Reflexionando en su vida de esta manera habría detectado claramente la operación de una especie de fuerza oculta en él. De niño, esa fuerza lo había atraído a la parte más silvestre del paisaje, donde pudo observar la variedad más intensa y considerable de la vida. Esta misma fuerza lo había impulsado a robar papel a su padre y dedicar su tiempo a hacer bocetos. Más tarde lo empujó a experimentar cuando trabajaba para Verrocchio. Lo alejó de las cortes de Florencia y el ego inseguro que florecía entre los artistas. Lo lanzó a la intrepidez extrema –esculturas gigantescas, el intento de volar, la disección de cientos de cadáveres para sus estudios anatómicos–, todo para descubrir la esencia misma de la vida.
Vista desde esta perspectiva, su existencia toda tenía sentido. De hecho, era una bendición que hubiese nacido ilegítimo, pues le había permitido desarrollar su estilo propio. Aun el papel en su casa parecía indicar un destino. ¿Y si se hubiera rebelado contra esa fuerza? ¿Y si, tras el rechazo de la Capilla Sixtina, hubiera insistido en ir a Roma con los demás para ganarse a toda costa el favor del papa en vez de buscar su propio camino? Habría podido hacerlo. ¿Y si se hubiera dedicado principalmente a pintar, para ganarse de mejor manera la vida? ¿Y si hubiera sido como los otros, terminando sus obras lo más rápido posible? Le habría ido bien, pero no hubiera sido Leonardo da Vinci. Su vida habría carecido del propósito que tenía e inevitablemente las cosas habrían marchado mal.
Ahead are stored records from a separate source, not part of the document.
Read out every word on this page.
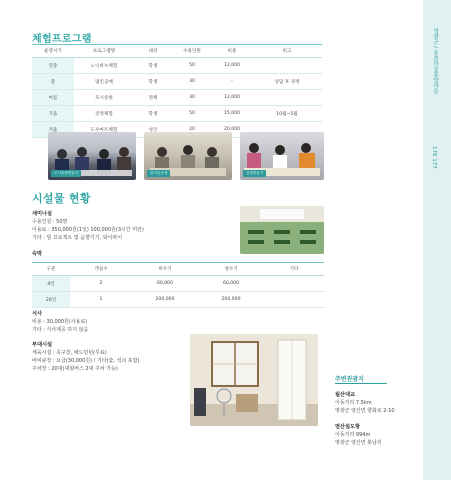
체험프로그램
운영시기	프로그램명	대상	수용인원	비용	비고
연중	노니바누체험	학생	50	12,000	
봄	냅킨공예	학생	30	-	상담 후 경정
여름	모시송편	전체	30	12,000	
가을	강정체험	학생	50	15,000	10월~5월
겨울	도우마트체험	성인	20	20,000	
모시송편만들기	한지등공예	강정만들기
시설물 현황
세미나실
수용인원 : 50명
이용료 : 350,000원(1일) 100,000원(3시간 미만)
기타 : 빔 프로젝트 및 음향기기, 와이파이
숙박
구분	객실수	비수기	성수기	기타
4인	2	60,000	60,000	
20인	1	200,000	200,000	
식사
비용 : 30,000원(사용료)
기타 : 식사제공 하지 않음
부대시설
체육시설 : 족구장, 배드민턴(무료)
바비큐장 : 요금(30,000원) / 기타(숯, 석쇠 포함)
주차장 : 20대(대형버스 2대 주차 가능)
주변관광지
웜산대교
이동거리 7.5km
영광군 염산면 향화로 2-10
염산설도항
이동거리 994m
영광군 염산면 봉남리
영광군 / 웅촌마을휴양마을
176 177
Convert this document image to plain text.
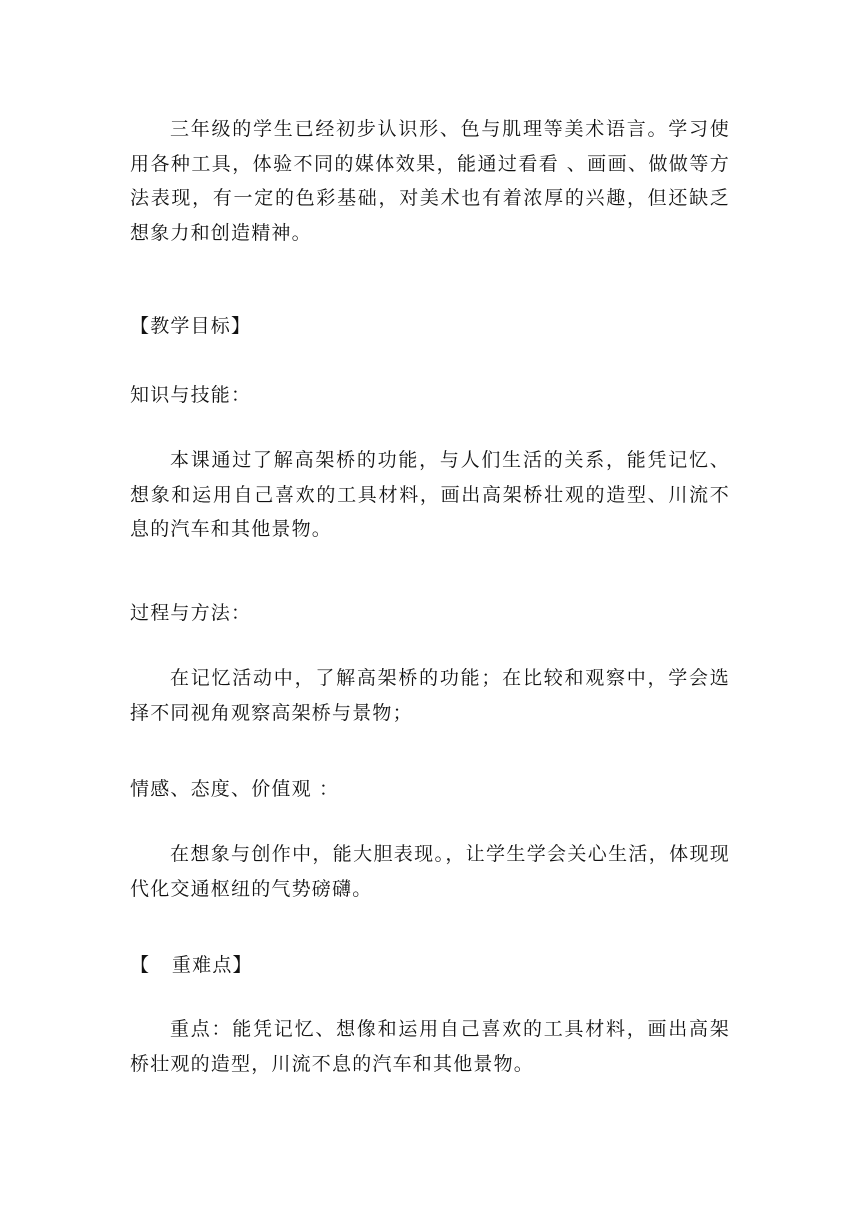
三年级的学生已经初步认识形、色与肌理等美术语言。学习使用各种工具，体验不同的媒体效果，能通过看看 、画画、做做等方法表现，有一定的色彩基础，对美术也有着浓厚的兴趣，但还缺乏想象力和创造精神。

【教学目标】
知识与技能：

本课通过了解高架桥的功能，与人们生活的关系，能凭记忆、想象和运用自己喜欢的工具材料，画出高架桥壮观的造型、川流不息的汽车和其他景物。

过程与方法：

在记忆活动中，了解高架桥的功能；在比较和观察中，学会选择不同视角观察高架桥与景物；

情感、态度、价值观 ：

在想象与创作中，能大胆表现。，让学生学会关心生活，体现现代化交通枢纽的气势磅礴。

【   重难点】

重点：能凭记忆、想像和运用自己喜欢的工具材料，画出高架桥壮观的造型，川流不息的汽车和其他景物。
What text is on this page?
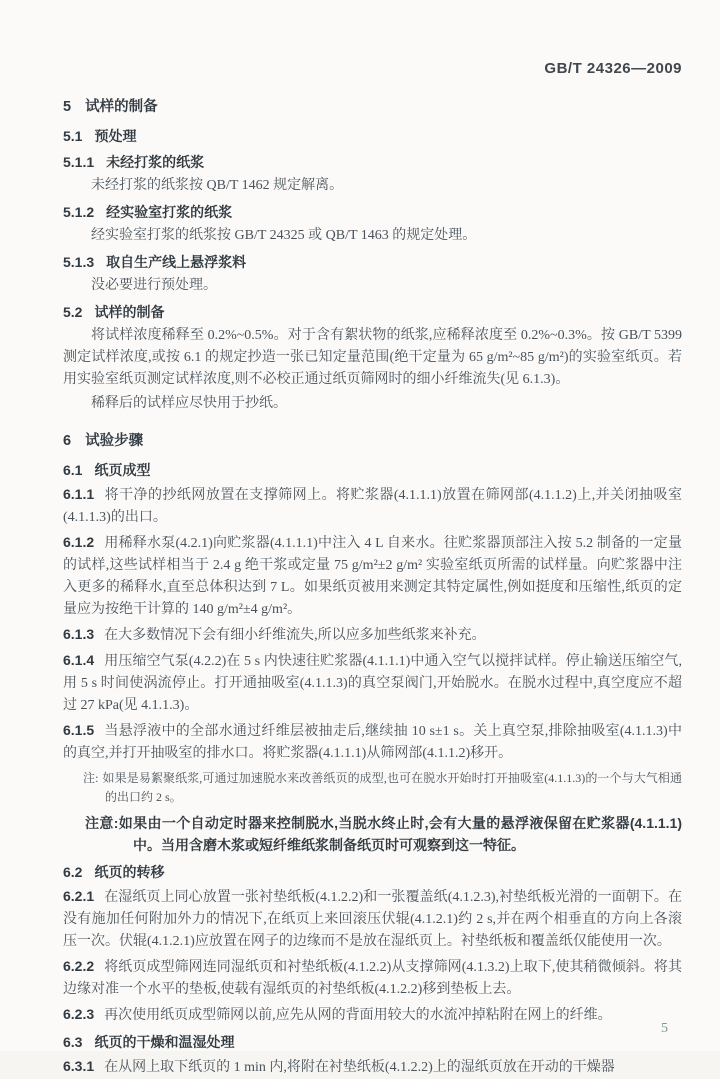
GB/T 24326—2009

5 试样的制备

5.1 预处理

5.1.1 未经打浆的纸浆

未经打浆的纸浆按 QB/T 1462 规定解离。

5.1.2 经实验室打浆的纸浆

经实验室打浆的纸浆按 GB/T 24325 或 QB/T 1463 的规定处理。

5.1.3 取自生产线上悬浮浆料

没必要进行预处理。

5.2 试样的制备

将试样浓度稀释至 0.2%~0.5%。对于含有絮状物的纸浆,应稀释浓度至 0.2%~0.3%。按 GB/T 5399 测定试样浓度,或按 6.1 的规定抄造一张已知定量范围(绝干定量为 65 g/m²~85 g/m²)的实验室纸页。若用实验室纸页测定试样浓度,则不必校正通过纸页筛网时的细小纤维流失(见 6.1.3)。

稀释后的试样应尽快用于抄纸。

6 试验步骤

6.1 纸页成型

6.1.1 将干净的抄纸网放置在支撑筛网上。将贮浆器(4.1.1.1)放置在筛网部(4.1.1.2)上,并关闭抽吸室(4.1.1.3)的出口。

6.1.2 用稀释水泵(4.2.1)向贮浆器(4.1.1.1)中注入 4 L 自来水。往贮浆器顶部注入按 5.2 制备的一定量的试样,这些试样相当于 2.4 g 绝干浆或定量 75 g/m²±2 g/m² 实验室纸页所需的试样量。向贮浆器中注入更多的稀释水,直至总体积达到 7 L。如果纸页被用来测定其特定属性,例如挺度和压缩性,纸页的定量应为按绝干计算的 140 g/m²±4 g/m²。

6.1.3 在大多数情况下会有细小纤维流失,所以应多加些纸浆来补充。

6.1.4 用压缩空气泵(4.2.2)在 5 s 内快速往贮浆器(4.1.1.1)中通入空气以搅拌试样。停止输送压缩空气,用 5 s 时间使涡流停止。打开通抽吸室(4.1.1.3)的真空泵阀门,开始脱水。在脱水过程中,真空度应不超过 27 kPa(见 4.1.1.3)。

6.1.5 当悬浮液中的全部水通过纤维层被抽走后,继续抽 10 s±1 s。关上真空泵,排除抽吸室(4.1.1.3)中的真空,并打开抽吸室的排水口。将贮浆器(4.1.1.1)从筛网部(4.1.1.2)移开。

注: 如果是易絮聚纸浆,可通过加速脱水来改善纸页的成型,也可在脱水开始时打开抽吸室(4.1.1.3)的一个与大气相通的出口约 2 s。

注意:如果由一个自动定时器来控制脱水,当脱水终止时,会有大量的悬浮液保留在贮浆器(4.1.1.1)中。当用含磨木浆或短纤维纸浆制备纸页时可观察到这一特征。

6.2 纸页的转移

6.2.1 在湿纸页上同心放置一张衬垫纸板(4.1.2.2)和一张覆盖纸(4.1.2.3),衬垫纸板光滑的一面朝下。在没有施加任何附加外力的情况下,在纸页上来回滚压伏辊(4.1.2.1)约 2 s,并在两个相垂直的方向上各滚压一次。伏辊(4.1.2.1)应放置在网子的边缘而不是放在湿纸页上。衬垫纸板和覆盖纸仅能使用一次。

6.2.2 将纸页成型筛网连同湿纸页和衬垫纸板(4.1.2.2)从支撑筛网(4.1.3.2)上取下,使其稍微倾斜。将其边缘对准一个水平的垫板,使载有湿纸页的衬垫纸板(4.1.2.2)移到垫板上去。

6.2.3 再次使用纸页成型筛网以前,应先从网的背面用较大的水流冲掉粘附在网上的纤维。

6.3 纸页的干燥和温湿处理

6.3.1 在从网上取下纸页的 1 min 内,将附在衬垫纸板(4.1.2.2)上的湿纸页放在开动的干燥器

5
Esta fuerza oculta en él, como la del lirio que bocetó tantos años antes, había derivado en el pleno florecimiento de sus capacidades. Da Vinci había seguido fielmente su guía hasta el final y, habiendo completado su curso, era hora de morir. Quizá en ese momento regresaron a él estas palabras, escritas años atrás en su libreta: “Así como un día rebosante trae consigo dulces sueños, una vida bien empleada procura una muerte dulce”.
CLAVES PARA LA MAESTRÍA
Entre sus varios seres posibles, cada hombre siempre encuentra uno que es su ser genuino y auténtico. La voz que lo llama a ese ser auténtico es lo que denominamos “vocación”. Pero la mayoría de los hombres se dedican a silenciar esa voz de la vocación y negarse a oírla. Consiguen hacer ruido en ellos […] para distraer su atención a fin de no escucharla; y se defraudan sustituyendo su ser genuino por un falso curso de vida.
–JOSÉ ORTEGA Y GASSET
Muchos de los principales maestros de la historia han confesado haber experimentado una especie de fuerza, voz o destino que los guiaba. En el caso de Napoleón Bonaparte, fue su “estrella”, que siempre sentía en ascenso cuando tomaba la decisión correcta. Para Sócrates era su daemon, una voz que oía, tal vez de los dioses, y que le hablaba inevitablemente en términos negativos, diciéndole lo que debía evitar. Goethe también llamaba daemon a esa fuerza suya, una suerte de espíritu que habitaba en él y lo obligaba a cumplir su destino. En tiempos más modernos, Albert Einstein se refirió a una voz interior que determinaba la dirección de sus especulaciones. Todas éstas son variaciones de lo que Leonardo da Vinci experimentó mediante su sensación de destino.